Quizá no fuera una idea demasiado buena llevar tal argumentación demasiado lejos. El acusado Wilt había desplegado, después de todo, bastante ingenio para salir a flote de una situación desesperada. Aun así, era un pensamiento agradable. Wilt terminó sus asuntos en el retrete y echó un vistazo a su alrededor buscando el papel higiénico. Pero no había. Aquel maldito rollo se había terminado. Buscó en el bolsillo del pantalón y encontró la nota de Eva y la usó.

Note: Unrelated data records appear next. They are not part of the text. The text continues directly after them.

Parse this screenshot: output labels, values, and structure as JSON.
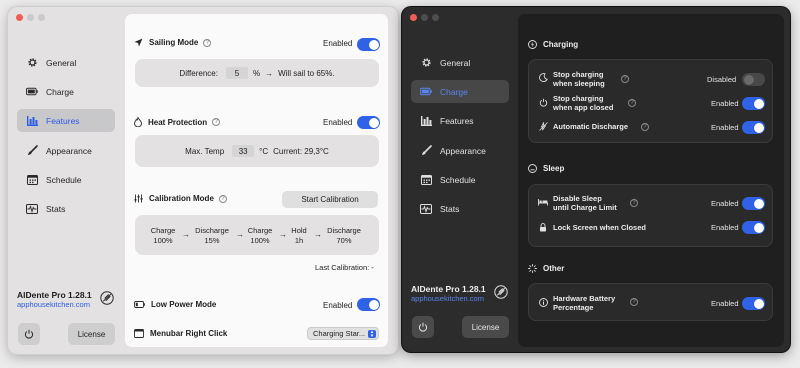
{
  "colors": {
    "accent": "#2f62e6",
    "accent_dark": "#5b84f0",
    "link": "#2c5ce0"
  },
  "sidebar": {
    "items": [
      {
        "label": "General",
        "icon": "gear-icon"
      },
      {
        "label": "Charge",
        "icon": "battery-icon"
      },
      {
        "label": "Features",
        "icon": "chart-bars-icon"
      },
      {
        "label": "Appearance",
        "icon": "paintbrush-icon"
      },
      {
        "label": "Schedule",
        "icon": "calendar-icon"
      },
      {
        "label": "Stats",
        "icon": "waveform-icon"
      }
    ],
    "app_name": "AlDente Pro 1.28.1",
    "app_link": "apphousekitchen.com",
    "license_label": "License"
  },
  "light": {
    "active_item": "Features",
    "sailing": {
      "title": "Sailing Mode",
      "state": "Enabled",
      "on": true,
      "difference_label": "Difference:",
      "difference_value": "5",
      "unit": "%",
      "arrow": "→",
      "result": "Will sail to 65%."
    },
    "heat": {
      "title": "Heat Protection",
      "state": "Enabled",
      "on": true,
      "max_temp_label": "Max. Temp",
      "max_temp_value": "33",
      "unit": "°C",
      "current": "Current: 29,3°C"
    },
    "calibration": {
      "title": "Calibration Mode",
      "button": "Start Calibration",
      "steps": [
        {
          "line1": "Charge",
          "line2": "100%"
        },
        {
          "line1": "Discharge",
          "line2": "15%"
        },
        {
          "line1": "Charge",
          "line2": "100%"
        },
        {
          "line1": "Hold",
          "line2": "1h"
        },
        {
          "line1": "Discharge",
          "line2": "70%"
        }
      ],
      "arrow": "→",
      "last": "Last Calibration: -"
    },
    "low_power": {
      "title": "Low Power Mode",
      "state": "Enabled",
      "on": true
    },
    "menubar": {
      "title": "Menubar Right Click",
      "selected": "Charging Star..."
    }
  },
  "dark": {
    "active_item": "Charge",
    "sections": {
      "charging": {
        "title": "Charging",
        "rows": [
          {
            "label1": "Stop charging",
            "label2": "when sleeping",
            "state": "Disabled",
            "on": false
          },
          {
            "label1": "Stop charging",
            "label2": "when app closed",
            "state": "Enabled",
            "on": true
          },
          {
            "label1": "Automatic Discharge",
            "label2": "",
            "state": "Enabled",
            "on": true
          }
        ]
      },
      "sleep": {
        "title": "Sleep",
        "rows": [
          {
            "label1": "Disable Sleep",
            "label2": "until Charge Limit",
            "state": "Enabled",
            "on": true
          },
          {
            "label1": "Lock Screen when Closed",
            "label2": "",
            "state": "Enabled",
            "on": true
          }
        ]
      },
      "other": {
        "title": "Other",
        "rows": [
          {
            "label1": "Hardware Battery",
            "label2": "Percentage",
            "state": "Enabled",
            "on": true
          }
        ]
      }
    }
  }
}
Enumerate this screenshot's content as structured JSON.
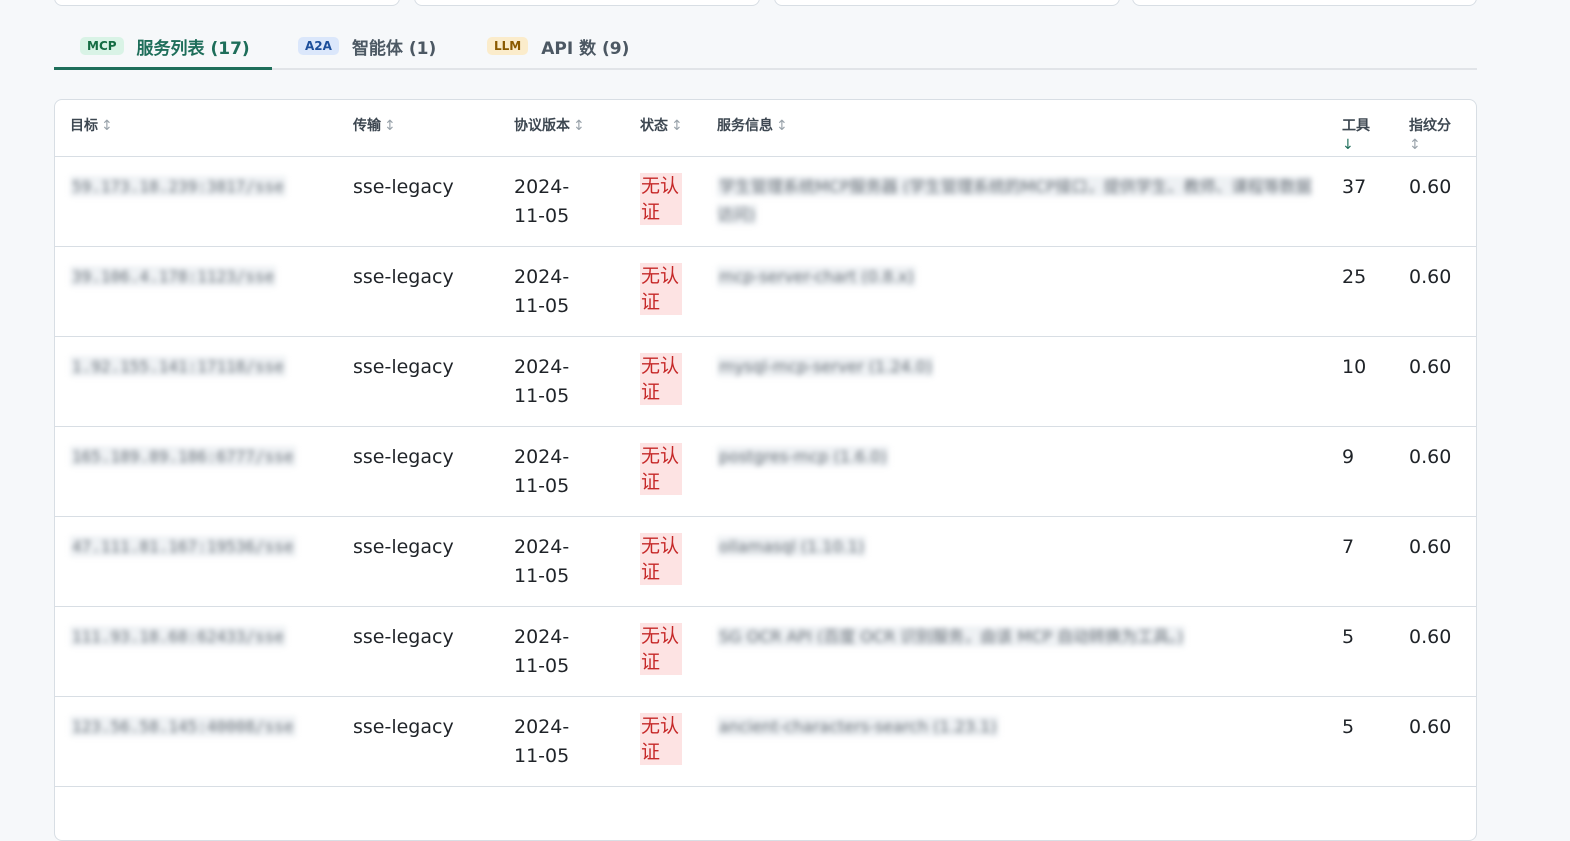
{
  "tabs": [
    {
      "badge": "MCP",
      "label": "服务列表 (17)",
      "active": true
    },
    {
      "badge": "A2A",
      "label": "智能体 (1)",
      "active": false
    },
    {
      "badge": "LLM",
      "label": "API 数 (9)",
      "active": false
    }
  ],
  "table": {
    "headers": {
      "target": "目标",
      "transport": "传输",
      "protocol": "协议版本",
      "status": "状态",
      "info": "服务信息",
      "tools": "工具",
      "fingerprint": "指纹分"
    },
    "sort_icons": {
      "neutral": "↕",
      "desc": "↓"
    },
    "rows": [
      {
        "target": "59.173.18.239:3817/sse",
        "transport": "sse-legacy",
        "protocol": "2024-11-05",
        "status": "无认证",
        "info": "学生管理系统MCP服务器 (学生管理系统的MCP接口，提供学生、教师、课程等数据访问)",
        "tools": "37",
        "fingerprint": "0.60"
      },
      {
        "target": "39.106.4.178:1123/sse",
        "transport": "sse-legacy",
        "protocol": "2024-11-05",
        "status": "无认证",
        "info": "mcp-server-chart (0.8.x)",
        "tools": "25",
        "fingerprint": "0.60"
      },
      {
        "target": "1.92.155.141:17118/sse",
        "transport": "sse-legacy",
        "protocol": "2024-11-05",
        "status": "无认证",
        "info": "mysql-mcp-server (1.24.0)",
        "tools": "10",
        "fingerprint": "0.60"
      },
      {
        "target": "165.189.89.186:6777/sse",
        "transport": "sse-legacy",
        "protocol": "2024-11-05",
        "status": "无认证",
        "info": "postgres-mcp (1.6.0)",
        "tools": "9",
        "fingerprint": "0.60"
      },
      {
        "target": "47.111.81.167:19536/sse",
        "transport": "sse-legacy",
        "protocol": "2024-11-05",
        "status": "无认证",
        "info": "ollamasql (1.10.1)",
        "tools": "7",
        "fingerprint": "0.60"
      },
      {
        "target": "111.93.18.68:62433/sse",
        "transport": "sse-legacy",
        "protocol": "2024-11-05",
        "status": "无认证",
        "info": "SG OCR API (百度 OCR 识别服务，由该 MCP 自动转换为工具。)",
        "tools": "5",
        "fingerprint": "0.60"
      },
      {
        "target": "123.56.58.145:40008/sse",
        "transport": "sse-legacy",
        "protocol": "2024-11-05",
        "status": "无认证",
        "info": "ancient-characters-search (1.23.1)",
        "tools": "5",
        "fingerprint": "0.60"
      }
    ]
  }
}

Luego, tiró de la cadena, espolvoreó un poco de Harpic para expresar su opinión sobre la nota y sobre Eva, volvió a la cocina y se sirvió otra ginebra.

Pasó el resto de la velada sentado frente a la tele, con un pedazo de pan y queso y una lata de melocotones hasta que llegó la hora de realizar el primer ensayo. Salió a la puerta principal y miró la calle arriba y abajo. Era ya casi de noche y no se veía a nadie. Dejó abierta la puerta principal, subió al piso de arriba, bajó la muñeca y la metió en el asiento trasero del coche. Tuvo que empujarla y apretarla un poco para conseguir que entrara, pero la puerta se cerró por fin. Wilt se colocó al volante y salió a la Avenida Parkview y bajó hasta la zona de giro. Cuando llegó al aparcamiento de la parte posterior de la escuela, eran exactamente las diez y media. Paró el coche y se quedó sentado allí tras el volante unos minutos mirando a su alrededor. Ni un alma a la vista, ni una luz encendida. No podía haber nadie. La escuela cerraba a las nueve.